Kuyili gave her life to win a war. But others have killed themselves after defeat. At the end of the Second World War and the allied defeat of Japan, the Japanese Minister of War, General Korechika Anami, killed himself according to the ancient art of Seppuku. Anami had had a lifelong career in the military. By the beginning of the Second World War, he was vice minister of war and in 1943, promoted to full general and war minister in 1945. To him, surrender was not an option.
As Minister of war, Anami was against the idea of Japan’s surrender, even though he knew the continued combat was damaging Japan’s civilian infrastructure. Even the bombing of Hiroshima and Nagasaki did not change his mind. Instead, Anami proposed that Japan continue to fight on the Japanese mainland.
“Japan is not losing the war since we have not lost any homeland territory,” Anami argued. “ I object to conducting negotiations on the assumption that we are defeated.” He believed that if Japan could cause sufficient Allied casualties, the country could keep some of its wartime conquests and save face.

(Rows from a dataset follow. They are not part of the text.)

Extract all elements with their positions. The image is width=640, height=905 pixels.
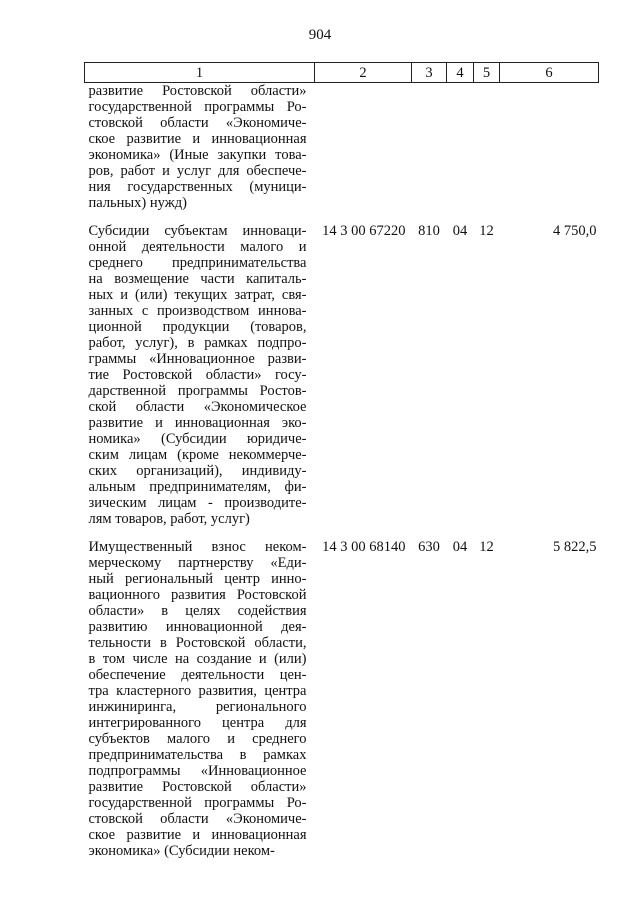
table-body xyxy=(85,83,599,872)
row-amount: 5 822,5 xyxy=(553,539,597,555)
description-line: зическим лицам - производите- xyxy=(88,495,307,511)
description-line: развитие Ростовской области» xyxy=(88,779,307,795)
description-line: онной деятельности малого и xyxy=(88,239,307,255)
description-line: развитию инновационной дея- xyxy=(88,619,307,635)
table-row xyxy=(85,83,599,224)
description-line: тие Ростовской области» госу- xyxy=(88,367,307,383)
description-line: мерческому партнерству «Еди- xyxy=(88,555,307,571)
description-line: граммы «Инновационное разви- xyxy=(88,351,307,367)
row-target-article: 14 3 00 67220 xyxy=(322,223,406,239)
description-line: развитие Ростовской области» xyxy=(88,83,307,99)
row-section xyxy=(447,83,474,224)
description-line: ный региональный центр инно- xyxy=(88,571,307,587)
description-line: вационного развития Ростовской xyxy=(88,587,307,603)
description-line: ных и (или) текущих затрат, свя- xyxy=(88,287,307,303)
description-line: области» в целях содействия xyxy=(88,603,307,619)
description-line: в том числе на создание и (или) xyxy=(88,651,307,667)
column-header-subsection: 5 xyxy=(474,63,500,83)
column-header-amount: 6 xyxy=(500,63,599,83)
row-section: 04 xyxy=(452,223,468,239)
description-line: интегрированного центра для xyxy=(88,715,307,731)
description-line: ционной продукции (товаров, xyxy=(88,319,307,335)
row-subsection: 12 xyxy=(479,223,494,239)
description-line: обеспечение деятельности цен- xyxy=(88,667,307,683)
description-line: инжиниринга, регионального xyxy=(88,699,307,715)
row-expense-type xyxy=(412,83,447,224)
description-line: экономика» (Иные закупки това- xyxy=(88,147,307,163)
table-header xyxy=(85,63,599,83)
description-line: лям товаров, работ, услуг) xyxy=(88,511,250,527)
description-line: стовской области «Экономиче- xyxy=(88,115,307,131)
column-header-expense-type: 3 xyxy=(412,63,447,83)
column-header-description: 1 xyxy=(85,63,315,83)
row-expense-type: 810 xyxy=(418,223,440,239)
row-subsection xyxy=(474,83,500,224)
row-description xyxy=(85,83,315,224)
row-target-article xyxy=(315,83,412,224)
description-line: тельности в Ростовской области, xyxy=(88,635,307,651)
description-line: на возмещение части капиталь- xyxy=(88,271,307,287)
row-section: 04 xyxy=(452,539,468,555)
description-line: ских организаций), индивиду- xyxy=(88,463,307,479)
description-line: Имущественный взнос неком- xyxy=(88,539,307,555)
description-line: предпринимательства в рамках xyxy=(88,747,307,763)
row-description xyxy=(85,223,315,539)
table-row xyxy=(85,223,599,539)
description-line: номика» (Субсидии юридиче- xyxy=(88,431,307,447)
description-line: занных с производством иннова- xyxy=(88,303,307,319)
description-line: пальных) нужд) xyxy=(88,195,187,211)
row-description xyxy=(85,539,315,871)
description-line: ской области «Экономическое xyxy=(88,399,307,415)
description-line: экономика» (Субсидии неком- xyxy=(88,843,275,859)
description-line: государственной программы Ро- xyxy=(88,99,307,115)
budget-table xyxy=(84,62,599,871)
description-line: государственной программы Ро- xyxy=(88,795,307,811)
row-expense-type: 630 xyxy=(418,539,440,555)
description-line: тра кластерного развития, центра xyxy=(88,683,307,699)
description-line: ским лицам (кроме некоммерче- xyxy=(88,447,307,463)
row-subsection: 12 xyxy=(479,539,494,555)
description-line: альным предпринимателям, фи- xyxy=(88,479,307,495)
description-line: ния государственных (муници- xyxy=(88,179,307,195)
description-line: среднего предпринимательства xyxy=(88,255,307,271)
header-row xyxy=(85,63,599,83)
description-line: ское развитие и инновационная xyxy=(88,827,307,843)
description-line: работ, услуг), в рамках подпро- xyxy=(88,335,307,351)
description-line: Субсидии субъектам инноваци- xyxy=(88,223,307,239)
description-line: развитие и инновационная эко- xyxy=(88,415,307,431)
row-amount xyxy=(500,83,599,224)
page-number: 904 xyxy=(308,27,332,43)
row-amount: 4 750,0 xyxy=(553,223,597,239)
description-line: подпрограммы «Инновационное xyxy=(88,763,307,779)
table-row xyxy=(85,539,599,871)
description-line: дарственной программы Ростов- xyxy=(88,383,307,399)
description-line: стовской области «Экономиче- xyxy=(88,811,307,827)
description-line: ское развитие и инновационная xyxy=(88,131,307,147)
description-line: субъектов малого и среднего xyxy=(88,731,307,747)
description-line: ров, работ и услуг для обеспече- xyxy=(88,163,307,179)
row-target-article: 14 3 00 68140 xyxy=(322,539,406,555)
column-header-target-article: 2 xyxy=(315,63,412,83)
column-header-section: 4 xyxy=(447,63,474,83)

Eventually, Emperor Hirohito called for surrender. Anami was a traditionalist; he would not defy his Emperor. So on August 14, Anami conceded and signed the surrender document with the rest of the Japanese cabinet. The next day, clad in his dress uniform, he attempted to slice his belly open during the ritual of seppuku. Correctly done, the knife should have penetrated far enough to cut the descending aorta and cause swift death by internal bleeding. But Anami messed up. After three and a half hours, a staff officer ordered his suffering ended, and he was finished off by lethal injection.